The HVTN conducts all phases of clinical trials, from evaluating experimental vaccines for safety and the ability to stimulate immune responses to testing vaccine efficacy. A model for collaborative global research, its vaccine trial units are located at leading research institutions in 27 cities on four continents.
The road to an HIV vaccine has proved challenging. One of the deepest disappointments came in 2007, just before Kublin took over as executive director. A major trial had to be halted when it was found that the vaccine neither prevented HIV infection nor reduced the amount of virus in the blood among vaccine recipients who became infected with HIV. In some cases, it could make the recipient more susceptible to the virus.
Kublin was devastated. When he told his children what had happened, his then 9-year-old-son, Gus, after a pause, replied, “But you’re not going to give up, are you? It’s too important.”
The next day, Kublin called the team together and told them what Gus had said.

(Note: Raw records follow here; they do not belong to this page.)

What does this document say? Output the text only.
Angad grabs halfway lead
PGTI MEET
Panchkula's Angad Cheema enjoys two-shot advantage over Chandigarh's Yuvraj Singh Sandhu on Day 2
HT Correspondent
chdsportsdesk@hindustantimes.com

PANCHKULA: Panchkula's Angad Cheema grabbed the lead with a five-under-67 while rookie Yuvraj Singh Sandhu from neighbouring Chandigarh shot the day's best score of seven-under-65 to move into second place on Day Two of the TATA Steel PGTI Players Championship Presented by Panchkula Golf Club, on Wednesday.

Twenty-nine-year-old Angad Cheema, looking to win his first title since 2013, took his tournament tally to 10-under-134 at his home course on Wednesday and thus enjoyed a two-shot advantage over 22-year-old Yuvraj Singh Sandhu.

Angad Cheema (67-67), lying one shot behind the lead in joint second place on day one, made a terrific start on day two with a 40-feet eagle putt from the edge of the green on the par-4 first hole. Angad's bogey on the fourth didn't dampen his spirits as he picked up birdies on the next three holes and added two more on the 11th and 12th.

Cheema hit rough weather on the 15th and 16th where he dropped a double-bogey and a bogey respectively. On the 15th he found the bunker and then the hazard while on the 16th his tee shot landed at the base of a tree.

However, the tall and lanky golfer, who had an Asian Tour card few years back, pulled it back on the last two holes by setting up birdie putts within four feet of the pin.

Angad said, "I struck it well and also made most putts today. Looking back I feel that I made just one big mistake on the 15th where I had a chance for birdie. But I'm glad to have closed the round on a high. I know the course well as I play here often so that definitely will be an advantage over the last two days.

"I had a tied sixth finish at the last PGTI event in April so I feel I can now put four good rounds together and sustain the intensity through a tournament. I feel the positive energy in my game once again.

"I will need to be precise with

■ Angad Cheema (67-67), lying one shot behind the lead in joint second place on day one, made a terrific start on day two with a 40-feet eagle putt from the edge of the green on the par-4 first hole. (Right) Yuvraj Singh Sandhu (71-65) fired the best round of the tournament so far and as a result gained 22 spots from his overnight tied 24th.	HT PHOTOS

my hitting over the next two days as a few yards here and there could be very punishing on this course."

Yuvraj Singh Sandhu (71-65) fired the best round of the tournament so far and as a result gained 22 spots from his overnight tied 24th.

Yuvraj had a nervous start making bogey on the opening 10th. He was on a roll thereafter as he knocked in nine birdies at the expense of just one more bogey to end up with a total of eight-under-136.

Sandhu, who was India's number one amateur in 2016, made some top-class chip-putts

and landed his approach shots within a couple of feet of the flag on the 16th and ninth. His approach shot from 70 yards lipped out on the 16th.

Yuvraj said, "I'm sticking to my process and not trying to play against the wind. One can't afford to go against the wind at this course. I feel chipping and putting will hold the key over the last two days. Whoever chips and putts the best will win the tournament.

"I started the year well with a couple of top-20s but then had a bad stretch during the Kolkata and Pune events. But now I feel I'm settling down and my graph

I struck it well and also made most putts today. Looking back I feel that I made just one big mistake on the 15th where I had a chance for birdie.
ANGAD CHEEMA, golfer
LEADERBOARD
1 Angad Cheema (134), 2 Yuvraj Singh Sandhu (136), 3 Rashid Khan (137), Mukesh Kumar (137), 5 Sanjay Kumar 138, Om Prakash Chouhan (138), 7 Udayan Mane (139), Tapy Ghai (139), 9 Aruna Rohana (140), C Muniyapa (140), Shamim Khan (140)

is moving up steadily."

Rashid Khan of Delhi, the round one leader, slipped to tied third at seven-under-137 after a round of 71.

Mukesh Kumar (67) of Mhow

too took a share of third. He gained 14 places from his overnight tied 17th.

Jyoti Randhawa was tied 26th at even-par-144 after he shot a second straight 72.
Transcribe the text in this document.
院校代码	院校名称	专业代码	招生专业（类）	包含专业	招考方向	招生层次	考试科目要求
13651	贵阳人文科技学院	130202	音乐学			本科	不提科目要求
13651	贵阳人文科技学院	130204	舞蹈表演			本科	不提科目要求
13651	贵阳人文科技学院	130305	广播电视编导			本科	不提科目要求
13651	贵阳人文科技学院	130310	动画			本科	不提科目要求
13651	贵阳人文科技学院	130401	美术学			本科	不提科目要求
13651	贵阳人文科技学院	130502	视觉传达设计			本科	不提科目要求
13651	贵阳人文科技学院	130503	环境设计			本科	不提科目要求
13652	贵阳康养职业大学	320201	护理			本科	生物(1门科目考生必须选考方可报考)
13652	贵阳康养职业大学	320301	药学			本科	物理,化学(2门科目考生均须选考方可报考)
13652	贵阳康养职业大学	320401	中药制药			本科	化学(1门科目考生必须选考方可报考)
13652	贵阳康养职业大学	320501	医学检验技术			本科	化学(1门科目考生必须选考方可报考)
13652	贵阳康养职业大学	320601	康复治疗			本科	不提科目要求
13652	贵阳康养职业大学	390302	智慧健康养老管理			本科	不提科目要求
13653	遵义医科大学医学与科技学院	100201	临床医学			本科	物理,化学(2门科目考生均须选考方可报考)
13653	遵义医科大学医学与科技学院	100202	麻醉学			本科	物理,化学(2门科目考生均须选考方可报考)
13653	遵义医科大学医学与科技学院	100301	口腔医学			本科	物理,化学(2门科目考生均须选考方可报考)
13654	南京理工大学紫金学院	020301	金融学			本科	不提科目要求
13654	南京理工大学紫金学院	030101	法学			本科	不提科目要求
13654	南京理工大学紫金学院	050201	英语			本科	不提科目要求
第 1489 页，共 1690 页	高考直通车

“He conveyed that to us to keep us going,” said Niles Eaton, HVTN director of site operations. “We needed to hear that.”
Renaissance man
For his 50th birthday, Kublin’s colleagues made a word cloud of phrases used to describe him. Renaissance Man topped the list, though “brilliant” and “approachable” — traits not always seen together — were not far behind. So was “steady leadership.”
“In science, an experiment doesn’t fail, it informs us. He reminds us of that,” said HVTN project manager Sue Ferguson, Kublin’s assistant. “There have been rough waters, but he’s a phenomenal leader. He gives you so much room to bring your best every day.”
In October 2013, the HVTN opened a new, state-of-the-art laboratory in South Africa, which has the highest rates of HIV/AIDS in the world. Next year the network will launch a series of clinical trials there. One will test a modified version of a vaccine that prevented about 32 percent of new infections in a six-year trial involving more than 16,000 adult volunteers in Thailand. The study, published in 2009, was the first to show that a safe and effective HIV vaccine is possible.
A vaccine may be the prize at the end of the marathon, but the man described as driven to make a difference savors interim victories as well. The huge effort that goes into setting up trials provides humanitarian benefits that often go unrecognized.
“Large trials require formidable infrastructure and training and raise standards of clinical care — a lasting resource,” he said.